Examples of Forest Bathing in the U.S.

  • Blackberry Farm, a 30-year-old resort gem in Tennessee’s Smoky Mountains, just opened Wellhouse, a comprehensive spa/wellness center, with a specific focus on Japanese forest bathing. Its new “Deep Healing Woods” activities (from inforest yoga and meditation to endurance hikes) all end at an platform deep in the woods, and the spa uses a rich harvest of forest-found, seasonal flowers and herbs, etc.
  •  Woodloch Lodge in Pennsylvania’s Pocono Mountains, has added a Forest Bathing program, with walks led by a master herbalist teaching guests the shinrin-roku way: mindful contemplation, deep-breathing and foraging for edible plants/remedies.
  • Stowe Mountain Lodge, a ski-and-wellness resort in Vermont, has added a “Wei to Wellness” package, starring a “Mindful Snowshoe Tour” based on Japanese forest-bathing principles.
  • In forest-dense Canada, the luxury wilderness resort Trout Point Lodge in Nova Scotia has made forest bathing a centerpiece.
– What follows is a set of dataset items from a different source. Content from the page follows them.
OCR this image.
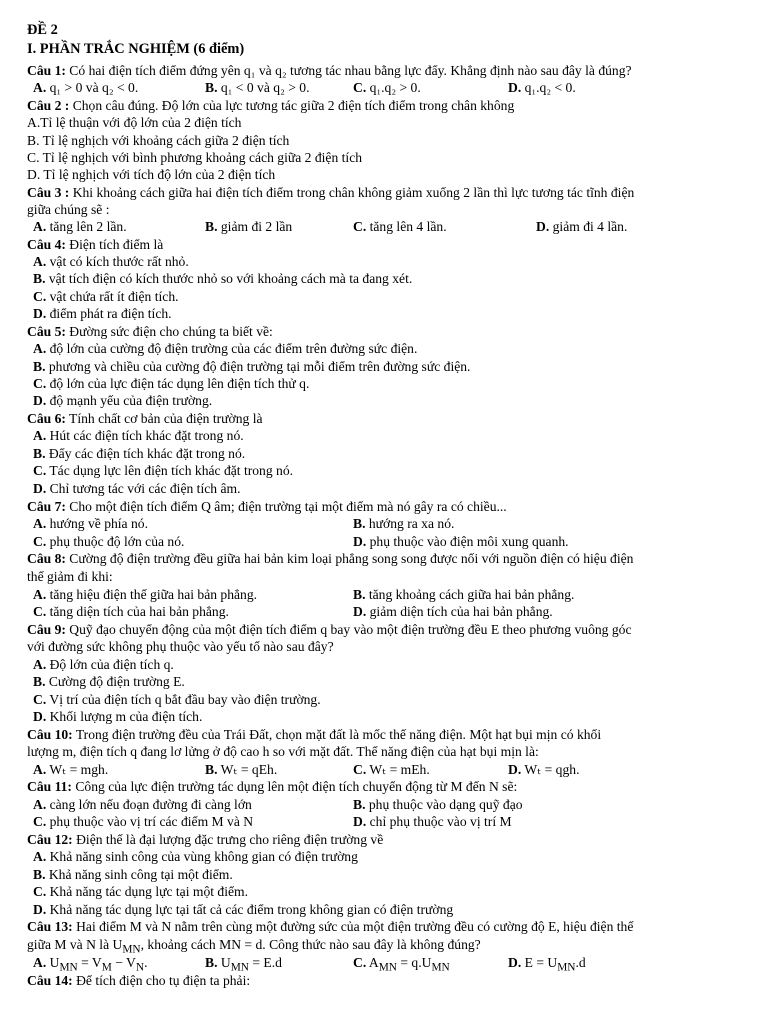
ĐỀ 2
I. PHẦN TRẮC NGHIỆM (6 điểm)
Câu 1: Có hai điện tích điểm đứng yên q₁ và q₂ tương tác nhau bằng lực đẩy. Khẳng định nào sau đây là đúng?
A. q₁ > 0 và q₂ < 0.	B. q₁ < 0 và q₂ > 0.	C. q₁.q₂ > 0.	D. q₁.q₂ < 0.
Câu 2 : Chọn câu đúng. Độ lớn của lực tương tác giữa 2 điện tích điểm trong chân không
A.Tỉ lệ thuận với độ lớn của 2 điện tích
B. Tỉ lệ nghịch với khoảng cách giữa 2 điện tích
C. Tỉ lệ nghịch với bình phương khoảng cách giữa 2 điện tích
D. Tỉ lệ nghịch với tích độ lớn của 2 điện tích
Câu 3 : Khi khoảng cách giữa hai điện tích điểm trong chân không giảm xuống 2 lần thì lực tương tác tĩnh điện
giữa chúng sẽ :
A. tăng lên 2 lần.	B. giảm đi 2 lần	C. tăng lên 4 lần.	D. giảm đi 4 lần.
Câu 4: Điện tích điểm là
A. vật có kích thước rất nhỏ.
B. vật tích điện có kích thước nhỏ so với khoảng cách mà ta đang xét.
C. vật chứa rất ít điện tích.
D. điểm phát ra điện tích.
Câu 5: Đường sức điện cho chúng ta biết về:
A. độ lớn của cường độ điện trường của các điểm trên đường sức điện.
B. phương và chiều của cường độ điện trường tại mỗi điểm trên đường sức điện.
C. độ lớn của lực điện tác dụng lên điện tích thử q.
D. độ mạnh yếu của điện trường.
Câu 6: Tính chất cơ bản của điện trường là
A. Hút các điện tích khác đặt trong nó.
B. Đẩy các điện tích khác đặt trong nó.
C. Tác dụng lực lên điện tích khác đặt trong nó.
D. Chỉ tương tác với các điện tích âm.
Câu 7: Cho một điện tích điểm Q âm; điện trường tại một điểm mà nó gây ra có chiều...
A. hướng về phía nó.	B. hướng ra xa nó.
C. phụ thuộc độ lớn của nó.	D. phụ thuộc vào điện môi xung quanh.
Câu 8: Cường độ điện trường đều giữa hai bản kim loại phẳng song song được nối với nguồn điện có hiệu điện
thế giảm đi khi:
A. tăng hiệu điện thế giữa hai bản phẳng.	B. tăng khoảng cách giữa hai bản phẳng.
C. tăng diện tích của hai bản phẳng.	D. giảm diện tích của hai bản phẳng.
Câu 9: Quỹ đạo chuyển động của một điện tích điểm q bay vào một điện trường đều E theo phương vuông góc
với đường sức không phụ thuộc vào yếu tố nào sau đây?
A. Độ lớn của điện tích q.
B. Cường độ điện trường E.
C. Vị trí của điện tích q bắt đầu bay vào điện trường.
D. Khối lượng m của điện tích.
Câu 10: Trong điện trường đều của Trái Đất, chọn mặt đất là mốc thế năng điện. Một hạt bụi mịn có khối
lượng m, điện tích q đang lơ lửng ở độ cao h so với mặt đất. Thế năng điện của hạt bụi mịn là:
A. Wₜ = mgh.	B. Wₜ = qEh.	C. Wₜ = mEh.	D. Wₜ = qgh.
Câu 11: Công của lực điện trường tác dụng lên một điện tích chuyển động từ M đến N sẽ:
A. càng lớn nếu đoạn đường đi càng lớn	B. phụ thuộc vào dạng quỹ đạo
C. phụ thuộc vào vị trí các điểm M và N	D. chỉ phụ thuộc vào vị trí M
Câu 12: Điện thế là đại lượng đặc trưng cho riêng điện trường về
A. Khả năng sinh công của vùng không gian có điện trường
B. Khả năng sinh công tại một điểm.
C. Khả năng tác dụng lực tại một điểm.
D. Khả năng tác dụng lực tại tất cả các điểm trong không gian có điện trường
Câu 13: Hai điểm M và N nằm trên cùng một đường sức của một điện trường đều có cường độ E, hiệu điện thế
giữa M và N là $U_{MN}$, khoảng cách MN = d. Công thức nào sau đây là không đúng?
A. $U_{MN} = V_M - V_N$.	B. $U_{MN} = E.d$	C. $A_{MN} = q.U_{MN}$	D. $E = U_{MN}.d$
Câu 14: Để tích điện cho tụ điện ta phải:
Stressed-out city-dwellers need forest healing the most. In the UK, Center Parcs has a collection of five, very popular “forest villages” with menus of water, fitness and spa activities spread out across 400 woodland acres. 

"We don’t necessarily use the term ‘forest bathing’ yet, but it’s a great way to describe the experience guests can enjoy being together and getting closer to nature, " says Don Camilleri, director of Hospitality and Leisure Concepts and former development director of Center Parcs UK.  

"The spa pools are surrounded by forest, there’s a menu of guided forest walks, and working with Austria’s Schletterer Consult they’ve created innovative Thermal Suites that infuse oxygen and forest-extracted essential oils, salts and minerals into the air so people can 'forest bathe' even when it rains."

"It’s no surprise that densely urban places like Japan and Korea were first to rush to forest bathing, but as the world undergoes the most intense urbanization in history, we’re all in a sense 'turning Japanese.'" says SpaFinder.   Fifty-four percent of us now live in urban areas, and that number will rise to 66 percent by 2050.

And while more people travel to forests in search of health and rejuvenation, experts will find creative ways to bring more green corridors to where more people now live: the city.